Techichnical operators who cut their teeth on HF communications are adept at interpreting the “wall of numbers” software, and it is still ideal for research. But younger operators, not as clued up on the underlying science yet, need something visual and intuitive for forecasting. “It’s a formidable thing to study,” says Van Zyl. 

In other words, the software SANSA has created makes the jobs of these high-frequency propagation software operators much less daunting. In fact, the IOCAP tool looks set to change the landscape of high-frequency predictions like nothing else on the market.

“We created a canvas with a dual-map system so that you can zoom right down to street-level,” says van Zyl. The IOCAP tool also makes use of colour-coded charts to help the operator make sense of the numbers.

Having created a much more immersive environment for users, the IOCAP tool also removes the need to worry about complex settings – the default is intuitive and works well. The developers devised what they call the triangle of prediction, which uses colour to display how useful a prediction may be.

The IOCAP tool also helps train new operators on how to make sense of the scientific theories behind the frequency predictions. “They see the science behind it all demonstrated practically in an operational setting in front of them; this makes it an extremely valuable training tool.”

Feedback has been positive at different levels of experience. For example, a SANDF colonel said all he needs now is his “radio and this software,” as opposed to the many tables he would need before, says Van Zyl.
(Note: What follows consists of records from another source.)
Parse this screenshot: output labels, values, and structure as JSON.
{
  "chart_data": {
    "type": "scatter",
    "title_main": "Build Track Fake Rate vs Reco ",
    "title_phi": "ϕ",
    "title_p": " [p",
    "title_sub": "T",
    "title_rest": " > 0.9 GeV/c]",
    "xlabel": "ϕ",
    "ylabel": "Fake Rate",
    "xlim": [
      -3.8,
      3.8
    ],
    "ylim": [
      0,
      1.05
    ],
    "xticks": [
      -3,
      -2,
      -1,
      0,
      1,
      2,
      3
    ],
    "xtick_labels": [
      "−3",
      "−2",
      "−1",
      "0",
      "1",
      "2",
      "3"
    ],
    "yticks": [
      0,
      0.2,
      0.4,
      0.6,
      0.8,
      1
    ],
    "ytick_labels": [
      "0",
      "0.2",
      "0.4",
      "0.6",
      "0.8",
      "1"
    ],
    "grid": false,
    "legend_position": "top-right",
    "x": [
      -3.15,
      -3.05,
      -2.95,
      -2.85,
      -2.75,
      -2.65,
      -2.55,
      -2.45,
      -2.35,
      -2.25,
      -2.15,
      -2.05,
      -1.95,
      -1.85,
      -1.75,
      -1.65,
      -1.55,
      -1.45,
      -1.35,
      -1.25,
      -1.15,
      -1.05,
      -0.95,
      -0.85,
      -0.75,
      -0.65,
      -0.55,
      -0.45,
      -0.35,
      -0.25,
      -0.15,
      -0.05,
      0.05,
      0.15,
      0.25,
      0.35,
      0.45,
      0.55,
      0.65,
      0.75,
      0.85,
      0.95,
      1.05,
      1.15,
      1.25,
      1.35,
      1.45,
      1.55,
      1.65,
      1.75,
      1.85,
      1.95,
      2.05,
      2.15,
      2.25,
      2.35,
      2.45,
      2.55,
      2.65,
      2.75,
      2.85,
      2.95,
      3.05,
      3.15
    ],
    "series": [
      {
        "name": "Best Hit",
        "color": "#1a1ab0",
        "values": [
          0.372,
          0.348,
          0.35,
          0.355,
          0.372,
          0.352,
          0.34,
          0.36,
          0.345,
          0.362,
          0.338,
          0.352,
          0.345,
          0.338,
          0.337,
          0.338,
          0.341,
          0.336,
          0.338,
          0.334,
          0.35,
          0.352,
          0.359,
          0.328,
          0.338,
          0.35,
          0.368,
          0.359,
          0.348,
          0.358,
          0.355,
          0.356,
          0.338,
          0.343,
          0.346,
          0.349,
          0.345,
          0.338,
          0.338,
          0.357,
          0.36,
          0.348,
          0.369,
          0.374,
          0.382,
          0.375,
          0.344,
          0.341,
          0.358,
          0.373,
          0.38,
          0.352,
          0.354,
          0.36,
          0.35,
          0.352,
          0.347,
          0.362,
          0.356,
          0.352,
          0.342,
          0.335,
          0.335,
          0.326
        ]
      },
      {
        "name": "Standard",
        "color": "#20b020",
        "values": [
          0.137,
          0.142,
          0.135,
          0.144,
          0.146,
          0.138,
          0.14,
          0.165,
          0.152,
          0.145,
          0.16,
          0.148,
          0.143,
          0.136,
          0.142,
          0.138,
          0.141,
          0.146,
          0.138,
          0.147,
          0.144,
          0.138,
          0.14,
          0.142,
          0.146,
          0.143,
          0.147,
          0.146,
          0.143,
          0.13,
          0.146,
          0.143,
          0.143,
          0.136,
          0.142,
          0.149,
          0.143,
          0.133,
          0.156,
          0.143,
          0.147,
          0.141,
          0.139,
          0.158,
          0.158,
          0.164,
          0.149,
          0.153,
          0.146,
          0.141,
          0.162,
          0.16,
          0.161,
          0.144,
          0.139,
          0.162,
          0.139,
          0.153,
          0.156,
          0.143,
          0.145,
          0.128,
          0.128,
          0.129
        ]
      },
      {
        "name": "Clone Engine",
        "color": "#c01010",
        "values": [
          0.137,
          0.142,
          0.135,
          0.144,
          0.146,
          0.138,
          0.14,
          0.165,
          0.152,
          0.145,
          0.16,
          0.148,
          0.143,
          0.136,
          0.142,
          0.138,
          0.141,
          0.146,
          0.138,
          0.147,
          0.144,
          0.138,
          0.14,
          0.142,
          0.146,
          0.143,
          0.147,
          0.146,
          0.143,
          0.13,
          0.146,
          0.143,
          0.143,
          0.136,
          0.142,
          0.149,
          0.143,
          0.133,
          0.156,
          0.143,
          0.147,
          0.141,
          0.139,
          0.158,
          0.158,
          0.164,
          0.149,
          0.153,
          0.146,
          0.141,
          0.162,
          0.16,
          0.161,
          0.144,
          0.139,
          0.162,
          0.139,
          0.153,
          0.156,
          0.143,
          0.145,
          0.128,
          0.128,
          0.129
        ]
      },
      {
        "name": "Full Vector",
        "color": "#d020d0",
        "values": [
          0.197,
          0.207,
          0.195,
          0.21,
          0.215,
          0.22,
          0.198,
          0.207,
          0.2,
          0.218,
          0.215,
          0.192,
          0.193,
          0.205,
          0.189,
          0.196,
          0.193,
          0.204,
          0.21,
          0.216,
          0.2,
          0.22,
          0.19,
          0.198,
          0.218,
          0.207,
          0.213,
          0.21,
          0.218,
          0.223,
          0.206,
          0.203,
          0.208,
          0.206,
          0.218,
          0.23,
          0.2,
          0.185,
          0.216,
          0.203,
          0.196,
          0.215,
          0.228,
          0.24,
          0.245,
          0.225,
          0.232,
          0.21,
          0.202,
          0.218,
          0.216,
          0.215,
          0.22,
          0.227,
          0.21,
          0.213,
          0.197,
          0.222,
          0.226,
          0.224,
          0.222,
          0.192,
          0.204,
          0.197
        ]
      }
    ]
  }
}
“The production software we have right now is the result of this sort of feedback,” he says. 

Other improvements include being able to make two paired frequency predictions for the two transmitters of a circuit in one step, and predictions for communication with moving receivers such as on a ship or a vehicle.

Van Zyl hopes the tool will be implemented successfully in the SANDF – he says it would be a great example of a modern, convenient, innovative, and proudly South African product.